Jigsaws though. Chewing tinfoil.

It’s nearly back to school time and the holidays have skipped by. Looking back at last years posts I notice how the Thank you cards were a painful battle and see what a difference a year makes.  Me relaxing over Zeph’s writing seems to have made an enormous difference to his confidence, ability and willingness to set pen to paper. I make a mental note to try to remember this the next time I’m seized with the urge to micro manage his skills, convinced he’s going to end up in a clockwork orange style gang roaming the streets –  engaging in gladiatorial knife fights (too much late night Skins watching…)

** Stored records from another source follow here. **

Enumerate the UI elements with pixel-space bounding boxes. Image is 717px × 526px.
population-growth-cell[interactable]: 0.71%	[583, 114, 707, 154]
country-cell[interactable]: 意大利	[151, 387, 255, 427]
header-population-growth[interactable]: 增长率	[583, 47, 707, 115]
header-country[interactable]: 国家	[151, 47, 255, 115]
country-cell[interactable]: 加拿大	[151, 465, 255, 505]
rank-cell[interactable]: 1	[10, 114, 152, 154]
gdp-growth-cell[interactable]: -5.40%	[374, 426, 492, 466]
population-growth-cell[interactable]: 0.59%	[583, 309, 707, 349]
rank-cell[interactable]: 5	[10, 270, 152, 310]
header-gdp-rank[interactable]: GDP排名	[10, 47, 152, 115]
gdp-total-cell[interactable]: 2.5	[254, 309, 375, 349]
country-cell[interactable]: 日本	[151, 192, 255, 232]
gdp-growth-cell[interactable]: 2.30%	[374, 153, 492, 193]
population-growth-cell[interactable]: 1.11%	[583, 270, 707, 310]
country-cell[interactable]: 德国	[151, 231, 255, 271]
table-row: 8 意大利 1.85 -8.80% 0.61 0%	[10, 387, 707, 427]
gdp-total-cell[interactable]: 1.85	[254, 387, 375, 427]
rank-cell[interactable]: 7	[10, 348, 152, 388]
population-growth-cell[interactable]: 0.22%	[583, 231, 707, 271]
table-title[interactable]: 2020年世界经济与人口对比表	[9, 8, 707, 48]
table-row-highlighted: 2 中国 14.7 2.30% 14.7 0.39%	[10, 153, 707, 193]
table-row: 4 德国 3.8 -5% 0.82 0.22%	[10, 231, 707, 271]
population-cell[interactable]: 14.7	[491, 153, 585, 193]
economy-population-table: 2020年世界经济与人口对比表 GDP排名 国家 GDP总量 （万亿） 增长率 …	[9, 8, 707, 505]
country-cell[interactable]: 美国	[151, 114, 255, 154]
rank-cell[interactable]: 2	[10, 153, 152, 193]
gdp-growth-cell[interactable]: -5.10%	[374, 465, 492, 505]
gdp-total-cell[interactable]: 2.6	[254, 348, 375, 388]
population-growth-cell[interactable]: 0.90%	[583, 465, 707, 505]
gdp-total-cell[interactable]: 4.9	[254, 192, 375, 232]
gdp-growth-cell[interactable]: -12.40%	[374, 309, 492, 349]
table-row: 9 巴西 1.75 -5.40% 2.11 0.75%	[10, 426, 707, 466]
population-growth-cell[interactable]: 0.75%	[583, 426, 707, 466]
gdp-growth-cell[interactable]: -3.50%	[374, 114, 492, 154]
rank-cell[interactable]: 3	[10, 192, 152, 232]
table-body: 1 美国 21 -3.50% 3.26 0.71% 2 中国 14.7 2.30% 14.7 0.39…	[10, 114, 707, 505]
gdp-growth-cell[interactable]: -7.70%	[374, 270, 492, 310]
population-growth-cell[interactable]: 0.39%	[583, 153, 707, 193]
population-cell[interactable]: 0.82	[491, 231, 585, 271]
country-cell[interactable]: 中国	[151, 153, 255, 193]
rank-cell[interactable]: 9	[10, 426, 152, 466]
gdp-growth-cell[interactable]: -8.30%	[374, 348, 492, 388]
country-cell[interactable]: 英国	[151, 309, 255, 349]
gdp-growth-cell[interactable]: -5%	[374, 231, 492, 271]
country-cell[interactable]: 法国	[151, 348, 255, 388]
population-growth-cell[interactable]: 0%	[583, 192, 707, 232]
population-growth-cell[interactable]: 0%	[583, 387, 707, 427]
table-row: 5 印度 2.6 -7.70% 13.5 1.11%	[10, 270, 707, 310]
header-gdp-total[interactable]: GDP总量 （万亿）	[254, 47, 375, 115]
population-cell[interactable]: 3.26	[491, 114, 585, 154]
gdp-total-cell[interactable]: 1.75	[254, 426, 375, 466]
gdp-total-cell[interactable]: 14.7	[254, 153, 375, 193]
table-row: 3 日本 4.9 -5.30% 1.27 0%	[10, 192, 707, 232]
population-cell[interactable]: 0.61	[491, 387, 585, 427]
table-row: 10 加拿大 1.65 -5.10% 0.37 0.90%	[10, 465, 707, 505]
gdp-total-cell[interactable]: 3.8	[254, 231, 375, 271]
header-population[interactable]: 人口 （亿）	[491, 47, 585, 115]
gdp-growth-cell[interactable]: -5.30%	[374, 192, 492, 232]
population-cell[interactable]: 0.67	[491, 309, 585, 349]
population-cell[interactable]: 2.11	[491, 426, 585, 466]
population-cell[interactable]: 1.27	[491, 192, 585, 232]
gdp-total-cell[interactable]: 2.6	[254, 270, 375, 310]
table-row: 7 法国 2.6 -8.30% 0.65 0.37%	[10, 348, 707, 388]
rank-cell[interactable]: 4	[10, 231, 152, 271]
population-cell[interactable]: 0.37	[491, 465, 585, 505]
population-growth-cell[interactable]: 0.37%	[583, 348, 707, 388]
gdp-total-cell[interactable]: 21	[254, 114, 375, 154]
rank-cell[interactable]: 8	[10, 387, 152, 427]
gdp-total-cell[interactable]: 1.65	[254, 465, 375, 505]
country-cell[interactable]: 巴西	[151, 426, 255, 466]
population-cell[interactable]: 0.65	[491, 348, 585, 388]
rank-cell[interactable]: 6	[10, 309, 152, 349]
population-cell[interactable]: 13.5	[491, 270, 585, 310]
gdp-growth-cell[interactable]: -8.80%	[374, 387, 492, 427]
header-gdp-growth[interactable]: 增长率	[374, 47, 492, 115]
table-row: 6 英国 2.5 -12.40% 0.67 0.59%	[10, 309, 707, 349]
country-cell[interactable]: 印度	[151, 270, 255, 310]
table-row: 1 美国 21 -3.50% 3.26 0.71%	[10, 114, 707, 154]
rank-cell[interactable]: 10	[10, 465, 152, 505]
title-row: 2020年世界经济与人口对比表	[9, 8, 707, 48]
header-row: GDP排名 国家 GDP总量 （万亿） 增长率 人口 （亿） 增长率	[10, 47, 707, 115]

So far 2012 has passed smoothly, of course we’re only six days in. I didn’t make any concrete resolutions. Just to keep plugging away at the old ones. Maybe to post a bit more. To feather our mouldy nest a bit more decisively this year, to keep selling stuff and to relish the moment I’m in. 

This year holds the possibility of many things. My two years clear marker, Ida’s third birthday in a scant four days. Zephs metoric rise in the cooking tea department. A hallway free of ripped wallpaper. A quince tree in the garden.

I flex my toes in pleased anticiaption.